Elterngeld – Eltern von Zwillingen

Eltern von Zwillingen, welche mit einem zeitlichen Abstand von mehr als einem Tag geboren werden (sogenannte zweizeitige Geburt) haben nur einmal Anspruch auf die Gewährung von Elterngeld. Der Tatsache der Geburt von mehr als einem Kind wird durch den Mehrlingszuschlag Rechnung getragen (Urteil vom 24.05.2017, S 9 EG 5820/16).

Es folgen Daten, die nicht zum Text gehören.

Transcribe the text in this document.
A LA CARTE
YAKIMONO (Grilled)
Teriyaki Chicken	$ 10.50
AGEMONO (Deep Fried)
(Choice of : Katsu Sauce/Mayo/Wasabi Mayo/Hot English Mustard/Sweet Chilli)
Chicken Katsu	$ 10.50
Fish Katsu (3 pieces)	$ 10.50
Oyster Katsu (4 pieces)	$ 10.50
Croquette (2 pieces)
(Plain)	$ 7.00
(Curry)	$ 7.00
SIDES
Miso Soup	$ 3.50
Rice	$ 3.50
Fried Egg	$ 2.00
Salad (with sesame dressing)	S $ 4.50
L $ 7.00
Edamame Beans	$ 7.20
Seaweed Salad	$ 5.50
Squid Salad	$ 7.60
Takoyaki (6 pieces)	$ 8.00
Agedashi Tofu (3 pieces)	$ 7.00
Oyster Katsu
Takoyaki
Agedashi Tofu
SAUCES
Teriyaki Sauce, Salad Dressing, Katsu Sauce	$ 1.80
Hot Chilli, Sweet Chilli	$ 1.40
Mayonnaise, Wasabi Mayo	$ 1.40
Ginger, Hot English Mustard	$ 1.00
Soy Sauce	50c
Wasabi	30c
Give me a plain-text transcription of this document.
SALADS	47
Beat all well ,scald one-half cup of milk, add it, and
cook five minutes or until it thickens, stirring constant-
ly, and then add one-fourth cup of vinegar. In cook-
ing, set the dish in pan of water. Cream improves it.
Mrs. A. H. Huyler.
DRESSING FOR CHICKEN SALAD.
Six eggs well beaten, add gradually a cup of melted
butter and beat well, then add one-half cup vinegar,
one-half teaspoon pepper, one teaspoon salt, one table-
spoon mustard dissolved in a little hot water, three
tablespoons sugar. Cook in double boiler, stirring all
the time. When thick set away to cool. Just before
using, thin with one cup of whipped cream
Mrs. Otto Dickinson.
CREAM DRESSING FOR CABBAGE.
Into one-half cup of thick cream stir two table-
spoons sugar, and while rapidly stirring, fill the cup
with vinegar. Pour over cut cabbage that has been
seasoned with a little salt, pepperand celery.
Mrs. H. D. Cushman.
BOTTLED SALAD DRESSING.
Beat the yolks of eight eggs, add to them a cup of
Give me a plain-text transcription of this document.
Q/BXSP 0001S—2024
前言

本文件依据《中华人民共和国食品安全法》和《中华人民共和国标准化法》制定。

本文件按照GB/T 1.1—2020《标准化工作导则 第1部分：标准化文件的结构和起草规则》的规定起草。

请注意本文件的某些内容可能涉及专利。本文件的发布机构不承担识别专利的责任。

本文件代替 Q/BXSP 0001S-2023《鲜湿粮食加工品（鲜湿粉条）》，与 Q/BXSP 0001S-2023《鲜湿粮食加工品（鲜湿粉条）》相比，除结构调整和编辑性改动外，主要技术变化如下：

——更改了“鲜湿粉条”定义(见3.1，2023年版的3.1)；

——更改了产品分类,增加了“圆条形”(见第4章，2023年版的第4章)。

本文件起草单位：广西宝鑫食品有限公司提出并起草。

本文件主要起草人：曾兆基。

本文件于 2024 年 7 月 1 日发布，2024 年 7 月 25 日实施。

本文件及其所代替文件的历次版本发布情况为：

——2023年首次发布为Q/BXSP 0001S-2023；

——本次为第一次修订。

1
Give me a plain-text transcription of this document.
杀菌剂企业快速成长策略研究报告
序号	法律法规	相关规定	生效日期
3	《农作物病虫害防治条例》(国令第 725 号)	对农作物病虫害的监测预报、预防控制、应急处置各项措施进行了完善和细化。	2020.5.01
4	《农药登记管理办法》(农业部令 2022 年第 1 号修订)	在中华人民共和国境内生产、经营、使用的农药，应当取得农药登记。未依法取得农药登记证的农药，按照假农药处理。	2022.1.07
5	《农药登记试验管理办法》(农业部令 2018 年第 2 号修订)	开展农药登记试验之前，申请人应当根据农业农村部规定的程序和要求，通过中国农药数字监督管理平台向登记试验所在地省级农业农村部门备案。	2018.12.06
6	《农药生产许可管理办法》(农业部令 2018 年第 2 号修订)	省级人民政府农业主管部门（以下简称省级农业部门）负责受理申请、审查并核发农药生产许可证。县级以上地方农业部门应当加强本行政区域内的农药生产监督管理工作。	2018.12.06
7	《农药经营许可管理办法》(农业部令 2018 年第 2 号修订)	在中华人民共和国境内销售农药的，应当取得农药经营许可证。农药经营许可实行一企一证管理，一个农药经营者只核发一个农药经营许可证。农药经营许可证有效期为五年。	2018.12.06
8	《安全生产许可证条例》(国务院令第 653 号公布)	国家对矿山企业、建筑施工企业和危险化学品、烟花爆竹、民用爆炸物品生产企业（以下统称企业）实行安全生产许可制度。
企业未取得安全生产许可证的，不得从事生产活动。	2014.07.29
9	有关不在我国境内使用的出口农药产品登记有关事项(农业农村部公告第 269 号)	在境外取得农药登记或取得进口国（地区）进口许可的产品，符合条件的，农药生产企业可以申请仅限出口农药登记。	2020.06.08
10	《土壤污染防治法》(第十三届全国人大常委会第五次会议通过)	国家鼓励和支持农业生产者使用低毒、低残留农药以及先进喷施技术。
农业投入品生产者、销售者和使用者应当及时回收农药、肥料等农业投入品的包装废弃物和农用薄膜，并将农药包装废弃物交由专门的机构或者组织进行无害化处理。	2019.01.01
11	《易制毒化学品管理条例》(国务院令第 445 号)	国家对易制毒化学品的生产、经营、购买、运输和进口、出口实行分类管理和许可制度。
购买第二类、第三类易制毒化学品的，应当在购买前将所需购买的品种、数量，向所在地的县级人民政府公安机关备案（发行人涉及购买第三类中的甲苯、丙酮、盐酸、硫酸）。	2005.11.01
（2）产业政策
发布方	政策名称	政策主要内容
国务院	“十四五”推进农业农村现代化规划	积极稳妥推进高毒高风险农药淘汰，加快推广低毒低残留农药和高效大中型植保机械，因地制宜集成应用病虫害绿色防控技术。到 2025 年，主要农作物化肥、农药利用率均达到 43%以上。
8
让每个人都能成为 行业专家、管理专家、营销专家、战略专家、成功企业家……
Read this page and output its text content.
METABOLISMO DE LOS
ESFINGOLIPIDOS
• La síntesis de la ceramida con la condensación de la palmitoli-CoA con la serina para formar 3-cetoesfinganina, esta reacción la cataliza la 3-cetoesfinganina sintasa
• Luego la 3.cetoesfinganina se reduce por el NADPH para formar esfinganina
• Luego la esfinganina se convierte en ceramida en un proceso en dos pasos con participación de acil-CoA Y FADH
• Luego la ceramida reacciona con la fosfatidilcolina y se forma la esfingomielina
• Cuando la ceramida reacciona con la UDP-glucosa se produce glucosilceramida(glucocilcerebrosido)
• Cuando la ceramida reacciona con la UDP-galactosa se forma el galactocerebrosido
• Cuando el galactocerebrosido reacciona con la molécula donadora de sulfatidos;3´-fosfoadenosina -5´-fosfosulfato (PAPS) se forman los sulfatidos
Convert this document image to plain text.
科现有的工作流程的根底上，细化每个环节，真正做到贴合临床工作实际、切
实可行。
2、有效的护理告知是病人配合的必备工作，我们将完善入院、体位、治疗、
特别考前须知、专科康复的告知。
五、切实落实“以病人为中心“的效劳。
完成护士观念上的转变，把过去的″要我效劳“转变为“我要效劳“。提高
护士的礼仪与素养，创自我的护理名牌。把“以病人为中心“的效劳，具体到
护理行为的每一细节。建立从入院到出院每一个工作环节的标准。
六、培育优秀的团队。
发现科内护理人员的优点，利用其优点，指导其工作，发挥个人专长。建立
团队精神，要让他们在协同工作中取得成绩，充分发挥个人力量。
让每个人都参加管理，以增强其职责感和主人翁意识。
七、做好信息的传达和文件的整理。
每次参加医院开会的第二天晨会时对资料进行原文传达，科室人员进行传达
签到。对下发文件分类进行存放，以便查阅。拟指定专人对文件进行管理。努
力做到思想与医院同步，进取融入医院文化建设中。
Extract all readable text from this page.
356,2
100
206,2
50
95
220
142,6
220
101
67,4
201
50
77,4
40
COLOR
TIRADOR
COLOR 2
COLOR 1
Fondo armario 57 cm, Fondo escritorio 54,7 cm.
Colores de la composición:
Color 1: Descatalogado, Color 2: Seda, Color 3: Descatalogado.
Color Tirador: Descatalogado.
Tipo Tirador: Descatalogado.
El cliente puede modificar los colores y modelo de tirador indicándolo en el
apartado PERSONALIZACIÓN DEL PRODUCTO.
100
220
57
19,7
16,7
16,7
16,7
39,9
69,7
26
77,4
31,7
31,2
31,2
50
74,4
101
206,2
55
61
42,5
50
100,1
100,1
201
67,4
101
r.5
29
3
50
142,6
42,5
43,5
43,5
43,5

Die Klägerin war mit Zwillingen schwanger. Der erste Sohn kam am 06.06.2016 zur Welt. Der weitere Zwilling verblieb dagegen noch mehr als einen Monat im Mutterleib und kam am 09.07.2016 zur Welt. Die Eltern der Kinder beantragten jeweils für jedes Kind gesondert die Gewährung von Elterngeld und führten zur Begründung an, dass es sich nicht um eine Mehrlingsgeburt gehandelt habe. Die Regelung des § 1 Abs. 1 Satz 2 Bundeselterngeld- und Elternzeitgesetz (BEEG), wonach bei einer Mehrlingsgeburt nur ein Anspruch auf Elterngeld besteht, sei nicht anwendbar. Die Beklagte hat dagegen in den angefochtenen Bescheiden der Mutter und dem Vater der Kinder jeweils nur einmal Elterngeld mit Mehrlingszuschlag gewährt.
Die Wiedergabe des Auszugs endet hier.